# Heat, Humidity and Age-Warning Long and Whiny



## Schneiderguy (Jan 9, 2005)

I'm 66 and think the last few years are like "doggie years" :cryin: I live where it gets hot and humid. The typical Saturday group ride is 55-65 miles and average pace 20 mph. Ususally 10-15 riders and run a single pace line through rollers. Since the weather has heated up on Saturdays I'm good to the store stop about half way into the ride or around 1.5 hrs or so. Last few Saturdays the pace was 21-21.5 to the store stop. During the second part of the ride my legs shut down. I can't put adequate power out to keep up. I don't usually cramp but I do get twinges that are close to it. I think I over heat and I'm not cooling off due the humidity. I think the humidity doesn't allow me to evaporate adequately. Ths past Saturday for example the temp was 72 degrees at 7:00 (we started riding at 7:30) and the humidity was 93%. At 8:00 the temp was around 78 degrees and 84% humidity and by 11:00 the temp was 86 degrees (feel temp was 98 degrees) and 63% humidity. I rode the last half of the way from the store stop by myself in the small ring took it easy and still averaged 18.8 mph for the ride riding easy by myself much of the way back. The riders cloest to my age are 10-15 years younger than me and a few much younger. Einstein defined "insanity" as contiune to do the same thing and expect different results". I don't think it is a matter of fitness, suffering more, or training away the problem. Fact is I can't do it-at lest for 3-3.5 hours. One option is riding to the store with the group and then ride easy on my own the last half of the ride-sort of what is happening now but avoiding further serious stress where the legs give out. Or is it better to avoid that level of stress even for half the ride and just do my own thing and get back with the group in the fall. I know I can find another slower group but I'm not willing to admit to it yet! I do intervals on Tuesdays on the trainer and an hour really fast group ride on Thursdays-it's hot but the humidy is down a lot. I may have to give up Thursdays when it get really hot. BTW I'm well hydrated drink 4-5 20 oz bottles of gatorade and eat appropriately so that's not the problem.


----------



## woodys737 (Dec 31, 2005)

IME hydration is as much what I do the days leading up to an event as taking on liquids during the event.

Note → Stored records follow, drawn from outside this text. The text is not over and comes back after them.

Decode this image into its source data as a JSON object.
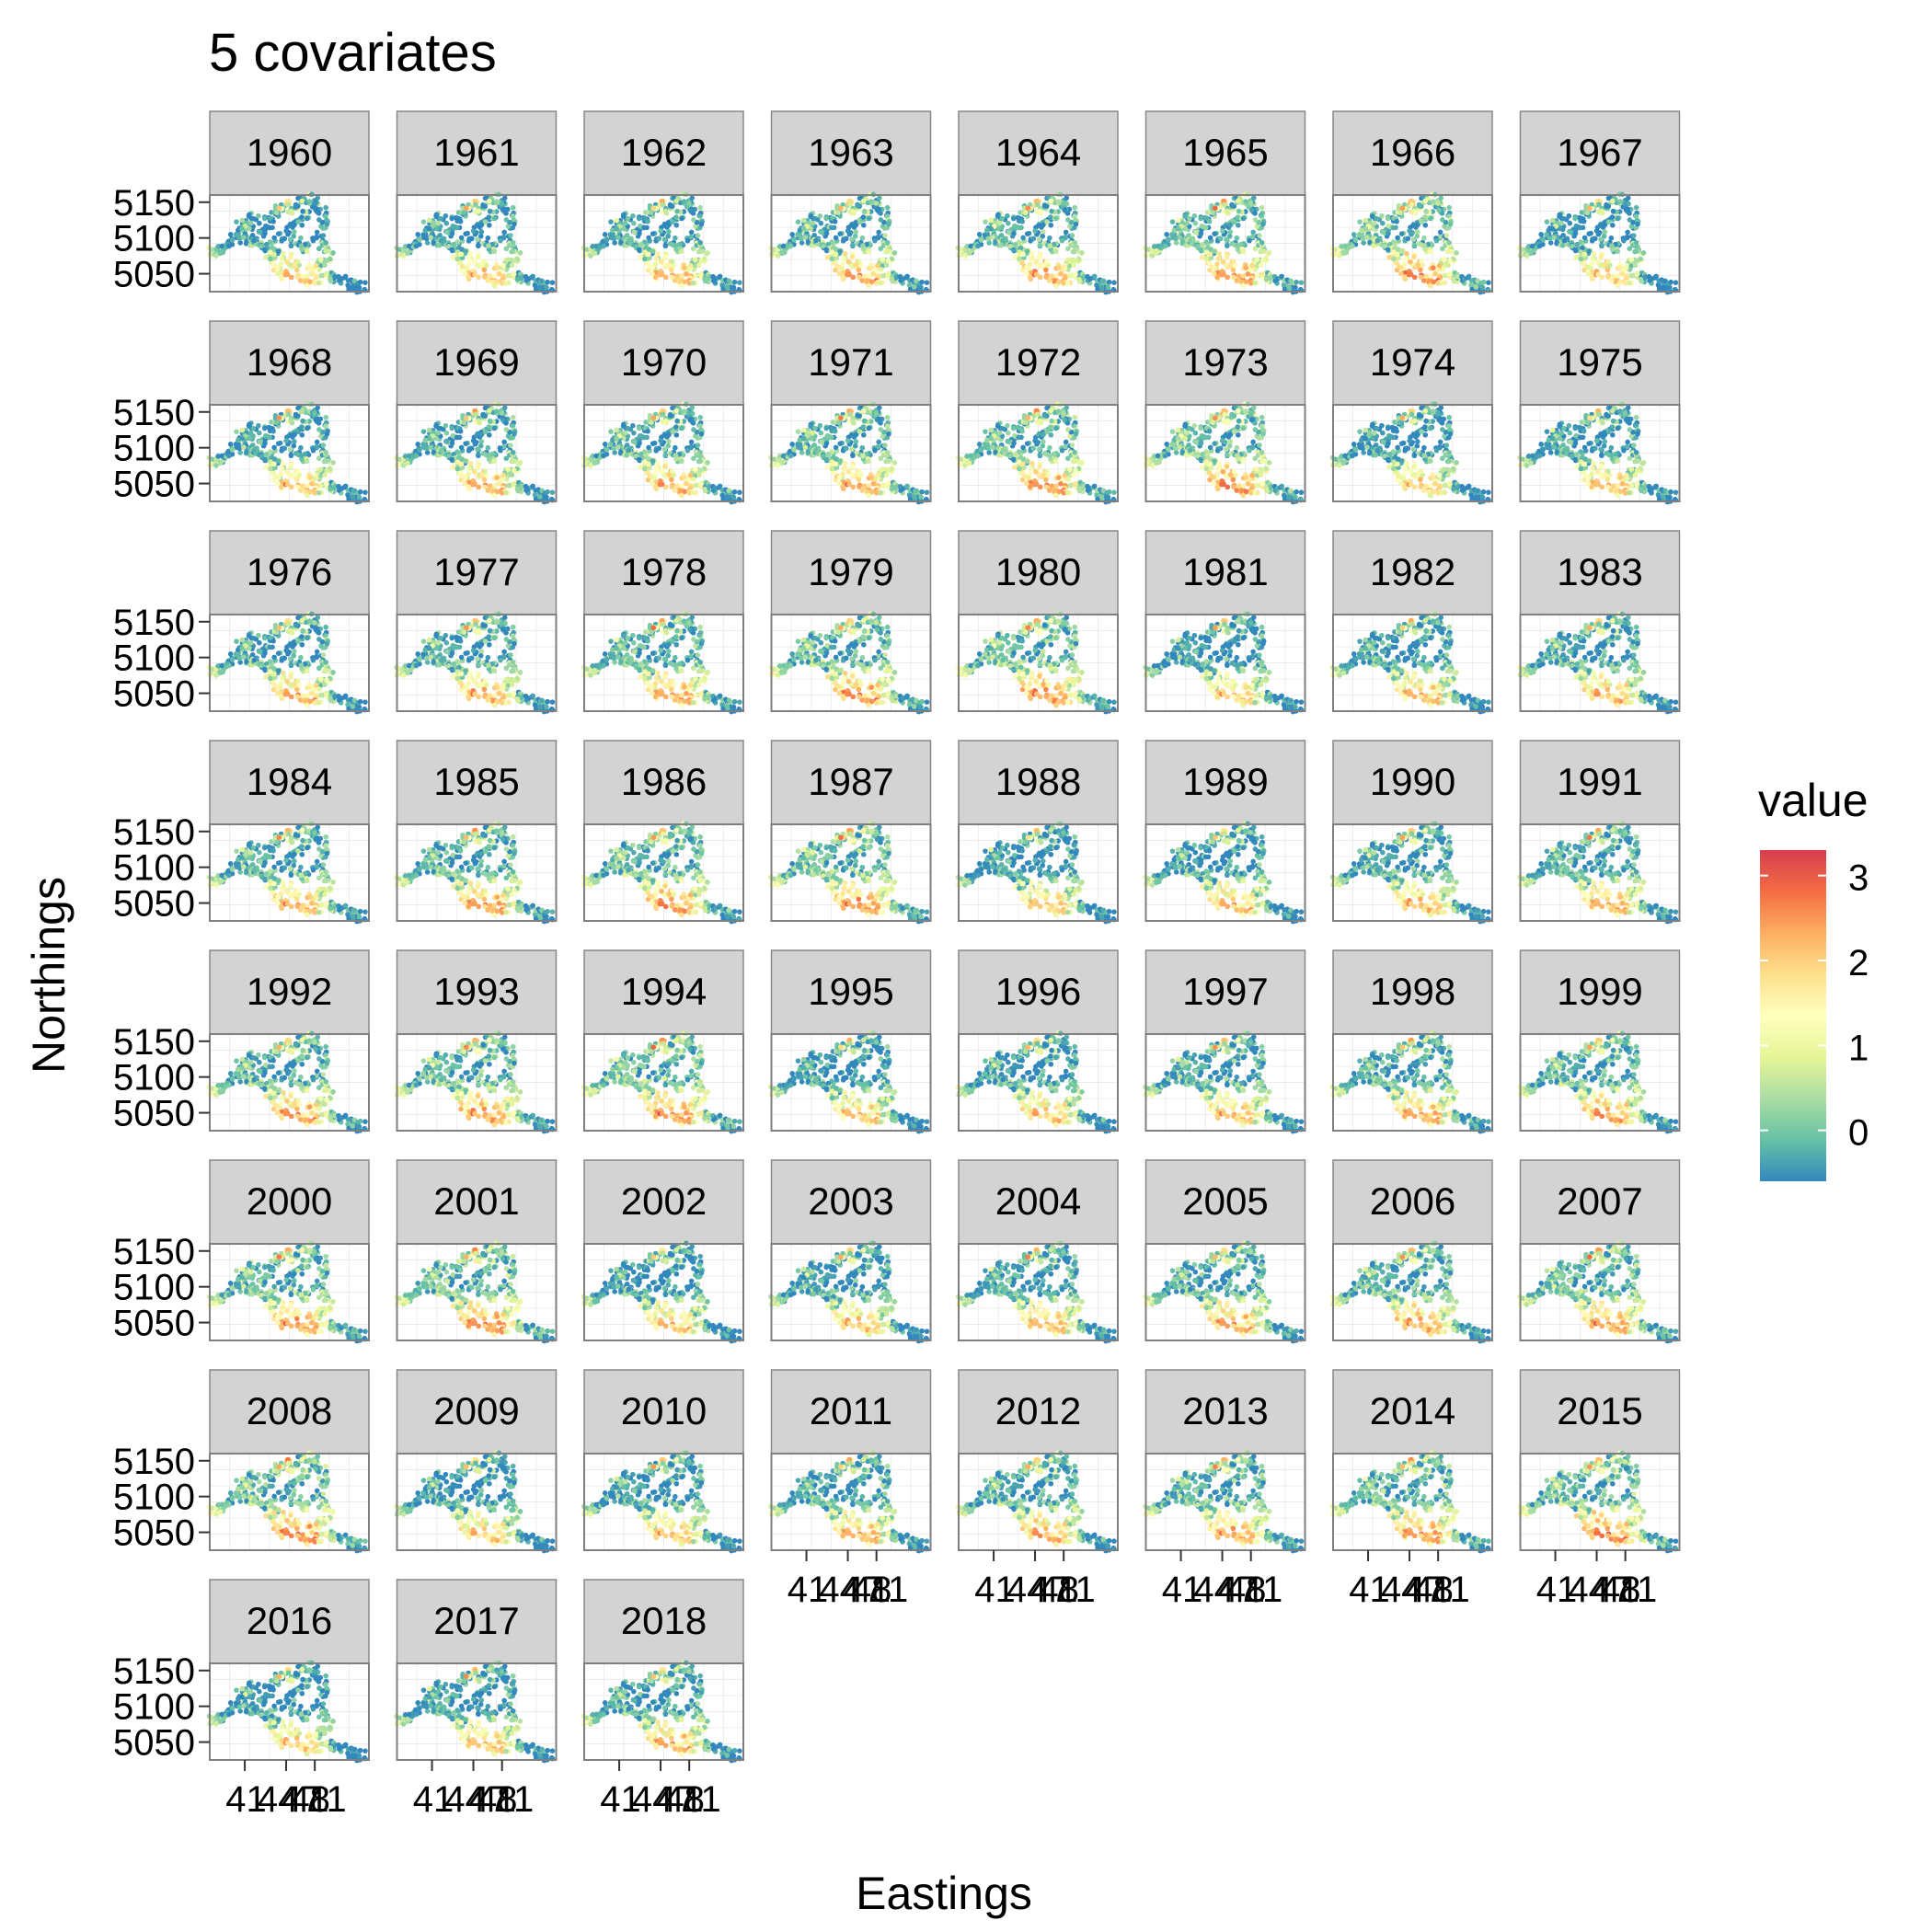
{
  "chart_data": {
    "type": "scatter",
    "title": "5 covariates",
    "xlabel": "Eastings",
    "ylabel": "Northings",
    "facet_variable": "year",
    "facets": [
      "1960",
      "1961",
      "1962",
      "1963",
      "1964",
      "1965",
      "1966",
      "1967",
      "1968",
      "1969",
      "1970",
      "1971",
      "1972",
      "1973",
      "1974",
      "1975",
      "1976",
      "1977",
      "1978",
      "1979",
      "1980",
      "1981",
      "1982",
      "1983",
      "1984",
      "1985",
      "1986",
      "1987",
      "1988",
      "1989",
      "1990",
      "1991",
      "1992",
      "1993",
      "1994",
      "1995",
      "1996",
      "1997",
      "1998",
      "1999",
      "2000",
      "2001",
      "2002",
      "2003",
      "2004",
      "2005",
      "2006",
      "2007",
      "2008",
      "2009",
      "2010",
      "2011",
      "2012",
      "2013",
      "2014",
      "2015",
      "2016",
      "2017",
      "2018"
    ],
    "ncol": 8,
    "y_ticks": [
      "5150",
      "5100",
      "5050"
    ],
    "y_tick_values": [
      5150,
      5100,
      5050
    ],
    "ylim": [
      5025,
      5160
    ],
    "x_tick_labels_overlapping": [
      "41",
      "44",
      "47",
      "48",
      "11"
    ],
    "xlim": [
      0,
      100
    ],
    "legend": {
      "title": "value",
      "position": "right",
      "ticks": [
        "3",
        "2",
        "1",
        "0"
      ],
      "tick_values": [
        3,
        2,
        1,
        0
      ],
      "range": [
        -0.6,
        3.3
      ],
      "colors": [
        "#d53e4f",
        "#f46d43",
        "#fdae61",
        "#fee08b",
        "#ffffbf",
        "#e6f598",
        "#abdda4",
        "#66c2a5",
        "#3288bd"
      ]
    },
    "panel_background": "#ffffff",
    "strip_background": "#d3d3d3",
    "grid": true
  }
}
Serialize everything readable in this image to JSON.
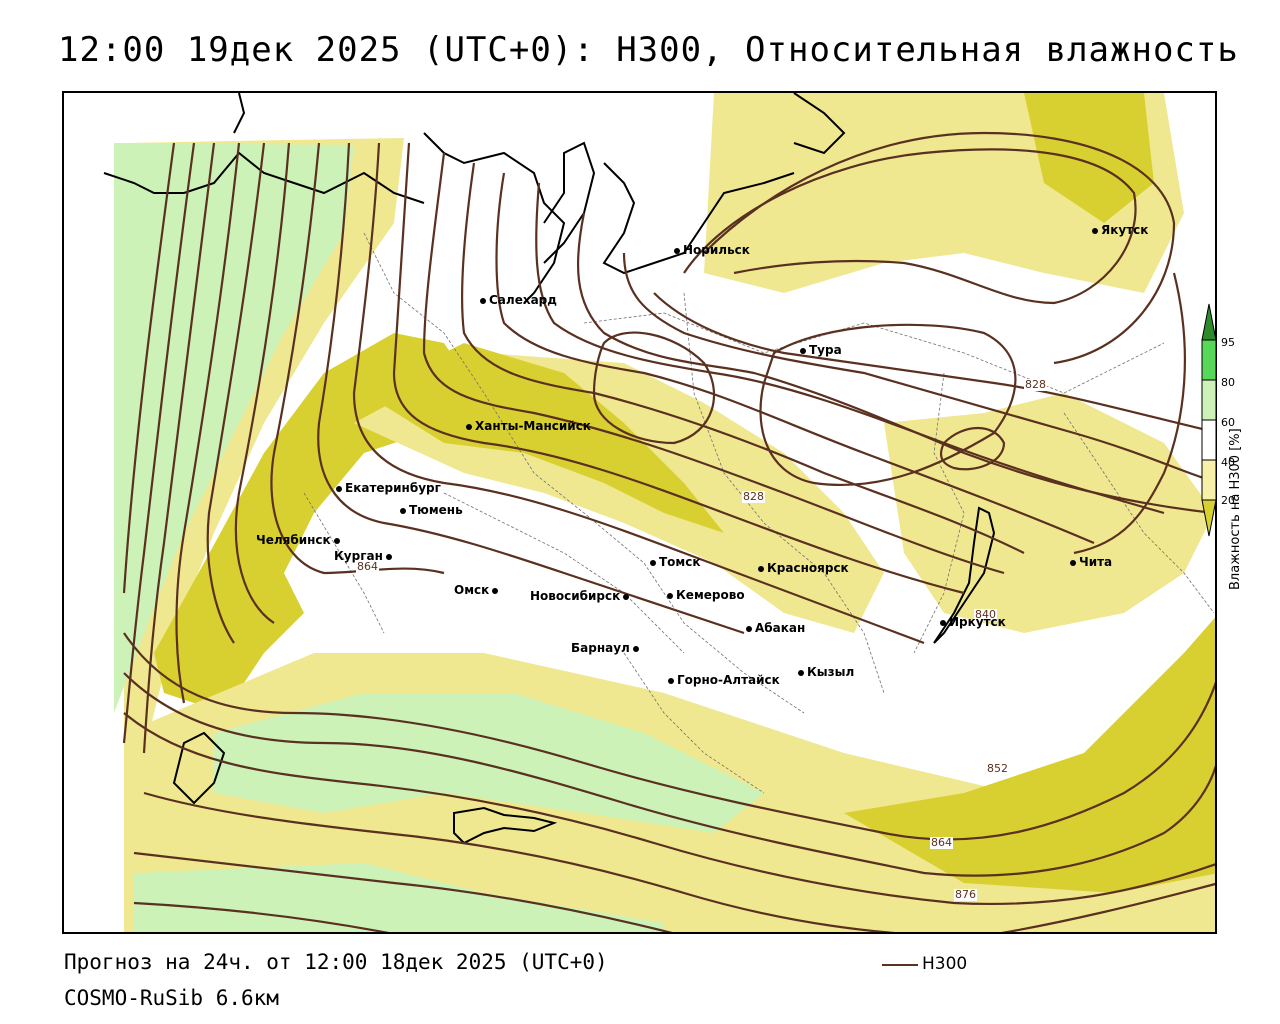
{
  "title": "12:00 19дек 2025 (UTC+0): H300, Относительная влажность",
  "footer": {
    "forecast": "Прогноз на 24ч. от 12:00 18дек 2025 (UTC+0)",
    "model": "COSMO-RuSib 6.6км",
    "line_legend": "H300"
  },
  "colors": {
    "h300": "#5a3020",
    "rh_20_40": "#f7f0a8",
    "rh_40_60": "#ffffff",
    "rh_60_80": "#cdf2b8",
    "rh_80_95": "#58d858",
    "rh_95": "#2c8c2c",
    "dry_low": "#d8d030",
    "dry_mid": "#f0e890"
  },
  "legend": {
    "title": "Влажность на H300 [%]",
    "ticks": [
      "95",
      "80",
      "60",
      "40",
      "20"
    ]
  },
  "isoline_labels": [
    "828",
    "828",
    "840",
    "852",
    "864",
    "864",
    "876"
  ],
  "cities": [
    "Норильск",
    "Якутск",
    "Салехард",
    "Тура",
    "Ханты-Мансийск",
    "Екатеринбург",
    "Тюмень",
    "Челябинск",
    "Курган",
    "Омск",
    "Новосибирск",
    "Томск",
    "Кемерово",
    "Красноярск",
    "Барнаул",
    "Абакан",
    "Горно-Алтайск",
    "Кызыл",
    "Иркутск",
    "Чита"
  ]
}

IMHO 10-15 years younger guys can be a player. But that depends on som many variables.

I agree it's not about suffering more, but I disagree that it's not about fitness. IME and IMO it's all about fitness. With that being said, there are limits to fitness gains. Maybe identify other limiters specific to you as the heat and humidity were the same for everyone that day.


----------